His photographs have a spontaneous phantasmagorical quality. His subjects are mostly photographed on the streets, in the course of their daily lives. This lends his work a tremendous degree of authenticity. But these subjects, which he adventitiously spots, usually feel like characters beamed in from a different, more colorful, and fantastical, world. Take the old man in his viral photos. Looking at the pictures, we’re enraptured by the man’s presence; it’s almost like a summoning; we’re transported to that day in Ibadan, in 2022. We feel the warmth radiating from his face, which is drawn into a wide smile. He’s a paternalistic figure, an incarnation of the loving old man on your street who unsparingly lavishes you with praise and unsolicited advice in equal measure. Except he’s not; or rather he’s not just that. Beneath his outward paternalistic appearance is a mystique that teeters at the edge of overwhelming; conjuring, in one’s imagination, visions of sage-like grandiosity. It’s perhaps why these images transfixed us all when we first viewed them.

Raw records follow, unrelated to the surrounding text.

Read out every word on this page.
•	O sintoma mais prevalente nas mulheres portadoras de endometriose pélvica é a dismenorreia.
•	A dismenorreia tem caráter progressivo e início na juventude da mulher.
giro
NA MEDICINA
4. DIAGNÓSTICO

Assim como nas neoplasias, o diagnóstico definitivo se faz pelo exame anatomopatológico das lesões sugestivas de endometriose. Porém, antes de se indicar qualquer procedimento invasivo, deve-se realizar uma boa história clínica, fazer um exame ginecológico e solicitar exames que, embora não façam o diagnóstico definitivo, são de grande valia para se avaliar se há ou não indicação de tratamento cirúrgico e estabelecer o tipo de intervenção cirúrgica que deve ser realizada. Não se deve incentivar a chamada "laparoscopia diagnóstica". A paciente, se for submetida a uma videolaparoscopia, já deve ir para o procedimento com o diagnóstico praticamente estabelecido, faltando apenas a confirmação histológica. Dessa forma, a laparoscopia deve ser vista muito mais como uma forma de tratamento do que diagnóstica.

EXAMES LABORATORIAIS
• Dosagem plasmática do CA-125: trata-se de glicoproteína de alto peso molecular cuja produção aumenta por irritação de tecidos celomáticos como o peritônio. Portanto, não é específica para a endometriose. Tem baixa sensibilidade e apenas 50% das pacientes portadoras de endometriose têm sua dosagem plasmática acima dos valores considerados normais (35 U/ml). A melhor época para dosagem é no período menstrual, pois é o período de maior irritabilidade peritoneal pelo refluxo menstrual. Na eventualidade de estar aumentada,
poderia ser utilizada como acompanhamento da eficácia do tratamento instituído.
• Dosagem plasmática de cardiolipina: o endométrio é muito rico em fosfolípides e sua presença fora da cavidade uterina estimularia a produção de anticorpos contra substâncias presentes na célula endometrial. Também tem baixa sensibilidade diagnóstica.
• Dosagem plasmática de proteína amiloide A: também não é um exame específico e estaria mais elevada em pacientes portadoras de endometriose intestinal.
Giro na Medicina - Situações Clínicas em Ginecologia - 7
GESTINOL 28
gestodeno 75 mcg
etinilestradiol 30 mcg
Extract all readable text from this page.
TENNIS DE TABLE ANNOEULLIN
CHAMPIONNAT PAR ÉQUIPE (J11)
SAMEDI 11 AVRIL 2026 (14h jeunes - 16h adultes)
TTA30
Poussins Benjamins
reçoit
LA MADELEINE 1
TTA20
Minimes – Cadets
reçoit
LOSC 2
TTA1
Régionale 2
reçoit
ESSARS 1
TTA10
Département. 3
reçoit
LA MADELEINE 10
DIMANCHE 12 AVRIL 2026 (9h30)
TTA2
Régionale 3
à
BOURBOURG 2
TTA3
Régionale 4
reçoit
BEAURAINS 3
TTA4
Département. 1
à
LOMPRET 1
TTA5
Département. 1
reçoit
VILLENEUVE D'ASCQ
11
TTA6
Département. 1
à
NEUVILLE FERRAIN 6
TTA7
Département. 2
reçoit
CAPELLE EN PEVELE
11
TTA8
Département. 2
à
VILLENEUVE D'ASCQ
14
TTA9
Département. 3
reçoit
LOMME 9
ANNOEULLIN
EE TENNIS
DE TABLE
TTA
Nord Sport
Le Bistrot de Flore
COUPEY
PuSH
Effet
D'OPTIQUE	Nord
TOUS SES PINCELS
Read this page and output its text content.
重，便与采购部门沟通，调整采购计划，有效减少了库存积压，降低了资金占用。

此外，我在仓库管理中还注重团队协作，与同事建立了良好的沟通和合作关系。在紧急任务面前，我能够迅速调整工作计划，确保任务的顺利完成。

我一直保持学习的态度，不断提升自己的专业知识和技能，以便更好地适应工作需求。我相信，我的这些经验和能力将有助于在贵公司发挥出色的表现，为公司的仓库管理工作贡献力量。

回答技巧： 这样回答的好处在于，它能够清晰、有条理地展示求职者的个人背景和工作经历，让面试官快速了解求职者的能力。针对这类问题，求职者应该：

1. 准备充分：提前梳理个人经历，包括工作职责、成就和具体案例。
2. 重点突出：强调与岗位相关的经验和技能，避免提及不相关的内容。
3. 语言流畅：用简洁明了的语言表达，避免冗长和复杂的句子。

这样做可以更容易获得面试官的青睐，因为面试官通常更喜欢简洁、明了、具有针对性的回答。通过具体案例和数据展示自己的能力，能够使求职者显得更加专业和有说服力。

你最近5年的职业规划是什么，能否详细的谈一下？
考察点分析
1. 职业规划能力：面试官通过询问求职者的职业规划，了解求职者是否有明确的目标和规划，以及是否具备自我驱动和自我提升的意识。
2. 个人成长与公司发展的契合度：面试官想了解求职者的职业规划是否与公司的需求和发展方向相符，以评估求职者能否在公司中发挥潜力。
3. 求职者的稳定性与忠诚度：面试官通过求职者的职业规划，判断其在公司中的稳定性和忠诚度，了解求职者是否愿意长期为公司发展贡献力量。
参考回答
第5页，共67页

This distinctive anachronism animates his latest viral series: a suite of pictures featuring Nigerians dressed, mostly, in flamboyant Yoruba attire. It’s a sight that would be unremarkable in the streets of Isale Eko, or Ibadan, but set against the rustic backdrop of Peckham, the photographs pulse with marvelous frisson. Ojude Peckham is the series’ title. In one set of images entitled Yoruba Dior, two elderly women are frozen mid-step by Adisa’s camera. They wear bedazzled iro and bubas. Their accessories—ornate geles and portable purses—are similarly flamboyant. As if to push past maximalism, into something even grander, the woman on the left drapes, over her outfit, a yellow towel-like material, emblazoned with “Dior,” arranged in a pattern. It’s a glorious sight.
He now lives in the U.K. He moved there in 2023 after a windfall from NFTs. “I moved because I could afford it. I also wasn’t sure if my NFT income would last forever,” he tells me. Since then, he’s acquired a master’s in marketing, which he says helps him in selling his work and bolstering his brand. “I can always think of campaigns that can help me go viral.” He had tried to take good pictures of Nigerians in Peckham a year earlier but had come up short. “I think we went on the wrong day, it was really cold.” This year, he took another swing at it and came back with the magnificent pictures we’ve been able to savor. Most of his pictures are products of serendipity. “I never plan serious shoots. I used to, back in university, but not anymore,” he notes. “Every day I step out, I pray to God to deliver the perfect scene, because it takes one picture to change your life.”